O “Ói Nóis não deixou de ser combativo", afirma Tânia
Farias. "A cada espetáculo se repensa de que forma o público
vai vivenciar a encenação com os atores. Só que, quando isso
surgiu, pela primeira vez,
causou
um impacto. Depois, houve mudanças na cidade, no público e no
próprio teatro." Há uma forte analogia, ao longo da peça, que
relaciona a exploração colonizadora à violência sexual - estupro
de escravas, repressão a homossexuais, e assim por diante. "Há
um momento em que o personagem Sasportas critica a “revolução sem
sexo” dos colonizadores, justamente porque a sexualidade está
sendo utilizada como instrumento de dominação", nota Carla
Moura, que interpreta uma das escravas, junto com Luana Fernandes.
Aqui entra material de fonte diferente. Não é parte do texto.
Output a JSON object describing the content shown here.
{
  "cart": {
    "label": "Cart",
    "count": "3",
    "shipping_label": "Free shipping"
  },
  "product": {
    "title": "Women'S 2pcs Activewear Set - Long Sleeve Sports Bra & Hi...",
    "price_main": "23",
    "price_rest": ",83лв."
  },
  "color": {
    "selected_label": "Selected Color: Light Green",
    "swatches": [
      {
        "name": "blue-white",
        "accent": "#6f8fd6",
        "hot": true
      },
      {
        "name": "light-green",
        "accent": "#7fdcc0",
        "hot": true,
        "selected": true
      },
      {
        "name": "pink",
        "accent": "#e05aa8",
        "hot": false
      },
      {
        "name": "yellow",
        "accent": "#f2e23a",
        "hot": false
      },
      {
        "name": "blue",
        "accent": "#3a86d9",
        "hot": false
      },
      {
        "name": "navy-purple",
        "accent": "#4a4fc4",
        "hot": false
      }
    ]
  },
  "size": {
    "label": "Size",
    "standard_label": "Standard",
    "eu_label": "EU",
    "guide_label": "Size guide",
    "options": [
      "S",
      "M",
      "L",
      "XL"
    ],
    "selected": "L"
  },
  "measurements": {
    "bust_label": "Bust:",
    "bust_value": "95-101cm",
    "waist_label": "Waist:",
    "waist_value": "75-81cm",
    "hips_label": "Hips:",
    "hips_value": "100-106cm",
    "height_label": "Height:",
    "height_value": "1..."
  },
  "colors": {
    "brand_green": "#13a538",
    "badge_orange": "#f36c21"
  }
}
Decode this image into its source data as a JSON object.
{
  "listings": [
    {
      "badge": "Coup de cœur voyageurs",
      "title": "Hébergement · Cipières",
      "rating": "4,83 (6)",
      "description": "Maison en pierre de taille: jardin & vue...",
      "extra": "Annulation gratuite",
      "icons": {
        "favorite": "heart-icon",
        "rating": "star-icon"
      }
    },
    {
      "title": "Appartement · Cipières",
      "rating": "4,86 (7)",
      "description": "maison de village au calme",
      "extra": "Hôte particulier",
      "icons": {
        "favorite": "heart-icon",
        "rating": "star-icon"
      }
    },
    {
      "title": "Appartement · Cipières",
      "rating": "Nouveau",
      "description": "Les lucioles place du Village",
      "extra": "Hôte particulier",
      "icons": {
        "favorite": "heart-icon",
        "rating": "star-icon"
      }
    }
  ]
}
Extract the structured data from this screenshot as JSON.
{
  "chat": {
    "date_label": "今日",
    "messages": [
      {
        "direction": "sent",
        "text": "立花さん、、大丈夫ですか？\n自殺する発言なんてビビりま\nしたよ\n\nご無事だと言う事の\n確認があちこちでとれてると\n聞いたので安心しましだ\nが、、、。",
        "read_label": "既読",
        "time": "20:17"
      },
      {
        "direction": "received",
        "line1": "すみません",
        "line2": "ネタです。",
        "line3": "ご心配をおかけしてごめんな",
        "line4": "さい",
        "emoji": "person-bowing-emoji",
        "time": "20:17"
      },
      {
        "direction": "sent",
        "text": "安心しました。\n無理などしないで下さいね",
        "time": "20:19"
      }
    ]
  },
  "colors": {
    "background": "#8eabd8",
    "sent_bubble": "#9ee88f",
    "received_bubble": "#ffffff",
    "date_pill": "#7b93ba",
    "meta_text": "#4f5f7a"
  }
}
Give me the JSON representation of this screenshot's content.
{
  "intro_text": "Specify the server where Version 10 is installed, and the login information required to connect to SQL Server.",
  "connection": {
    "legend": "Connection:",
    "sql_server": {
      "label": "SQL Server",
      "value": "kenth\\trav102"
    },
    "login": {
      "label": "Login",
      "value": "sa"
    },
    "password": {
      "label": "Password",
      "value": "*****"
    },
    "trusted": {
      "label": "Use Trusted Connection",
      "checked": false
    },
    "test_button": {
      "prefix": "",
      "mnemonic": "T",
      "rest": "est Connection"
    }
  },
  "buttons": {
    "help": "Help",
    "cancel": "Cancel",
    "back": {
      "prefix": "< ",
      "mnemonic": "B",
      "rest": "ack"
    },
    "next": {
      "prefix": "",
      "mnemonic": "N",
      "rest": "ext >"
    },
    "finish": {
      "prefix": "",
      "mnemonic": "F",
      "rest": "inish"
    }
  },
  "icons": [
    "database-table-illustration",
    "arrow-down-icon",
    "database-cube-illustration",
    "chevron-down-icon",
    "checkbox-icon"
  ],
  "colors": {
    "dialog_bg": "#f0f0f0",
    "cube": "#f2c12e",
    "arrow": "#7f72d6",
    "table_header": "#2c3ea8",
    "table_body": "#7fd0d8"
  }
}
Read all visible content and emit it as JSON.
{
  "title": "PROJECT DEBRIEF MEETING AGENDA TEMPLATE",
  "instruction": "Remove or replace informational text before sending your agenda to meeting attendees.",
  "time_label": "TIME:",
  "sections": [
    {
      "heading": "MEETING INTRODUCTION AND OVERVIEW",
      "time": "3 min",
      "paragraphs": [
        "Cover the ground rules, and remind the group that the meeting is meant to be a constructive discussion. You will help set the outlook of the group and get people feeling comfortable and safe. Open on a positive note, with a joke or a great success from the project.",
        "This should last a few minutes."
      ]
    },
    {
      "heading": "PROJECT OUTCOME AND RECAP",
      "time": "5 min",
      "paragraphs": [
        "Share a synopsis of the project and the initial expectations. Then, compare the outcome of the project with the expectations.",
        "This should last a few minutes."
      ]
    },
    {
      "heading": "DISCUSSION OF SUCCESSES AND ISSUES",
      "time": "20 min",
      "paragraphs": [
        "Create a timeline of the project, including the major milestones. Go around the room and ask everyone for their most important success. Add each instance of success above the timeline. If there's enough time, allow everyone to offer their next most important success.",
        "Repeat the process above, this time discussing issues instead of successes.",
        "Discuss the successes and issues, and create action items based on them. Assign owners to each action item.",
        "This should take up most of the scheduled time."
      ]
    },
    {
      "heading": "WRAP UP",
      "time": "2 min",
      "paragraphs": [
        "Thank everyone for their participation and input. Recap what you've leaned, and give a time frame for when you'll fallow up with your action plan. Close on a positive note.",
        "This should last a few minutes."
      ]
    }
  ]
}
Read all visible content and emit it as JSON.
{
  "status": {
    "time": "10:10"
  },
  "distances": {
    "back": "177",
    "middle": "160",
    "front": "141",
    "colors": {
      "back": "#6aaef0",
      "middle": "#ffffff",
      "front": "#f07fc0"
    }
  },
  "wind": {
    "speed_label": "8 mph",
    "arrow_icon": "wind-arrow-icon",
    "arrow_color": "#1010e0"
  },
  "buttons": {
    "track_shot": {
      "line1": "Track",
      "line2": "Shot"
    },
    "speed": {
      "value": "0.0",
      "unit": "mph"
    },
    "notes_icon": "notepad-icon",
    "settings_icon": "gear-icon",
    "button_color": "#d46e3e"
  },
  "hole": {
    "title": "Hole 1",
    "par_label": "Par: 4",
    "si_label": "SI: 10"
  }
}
Segundo o grupo, essa associação denunciada pelo texto e
responsável, pelo menos em parte, pela visão negativa da
sexualidade que predomina nas sociedades ocidentais.
Não
é a primeira peça de Muller no currículo do grupo, mas é uma das
que estão há mais tempo em gestação e marca, acima de tudo, uma
revisão da própria trajetória da Tribo: na montagem há citações
que resgatam objetos e detalhes cenográficos de peças anteriores.
"Quem tem o que citar é porque construiu uma história",
diz Tânia. Uma história, segundo ela, de coerência e ao mesmo
tempo de inquietação: "Não descuidamos da questão estética
porque temos muita coisa pra dizer. Pelo contrário, é justamente
por isso que damos atenção a cada detalhe".
A
Missão
comprova
a
excelência artística do grupo (recompensada com patrocínio da
Petrobras e renovado no final de 2006): cenários de encher os olhos,
figurino e maquiagem caprichados, iluminação precisa e atuações
irretocáveis, principalmente em se tratando de um texto repleto de
poesia e metáfora como este (mérito também da tradução
utilizada, a de Fernando Peixoto). Além dos já mencionados, estão
na peça Clélio Cardoso (no papel de Antonie e na cena do "homem
no elevador"), Marta Haas (destaque no monólogo da personagem
Primeiro Amor), Renan Leandro e Pedro Kinast de Camillis.
Em
suma, esta é uma peça sobre o papel do intelectual "burguês"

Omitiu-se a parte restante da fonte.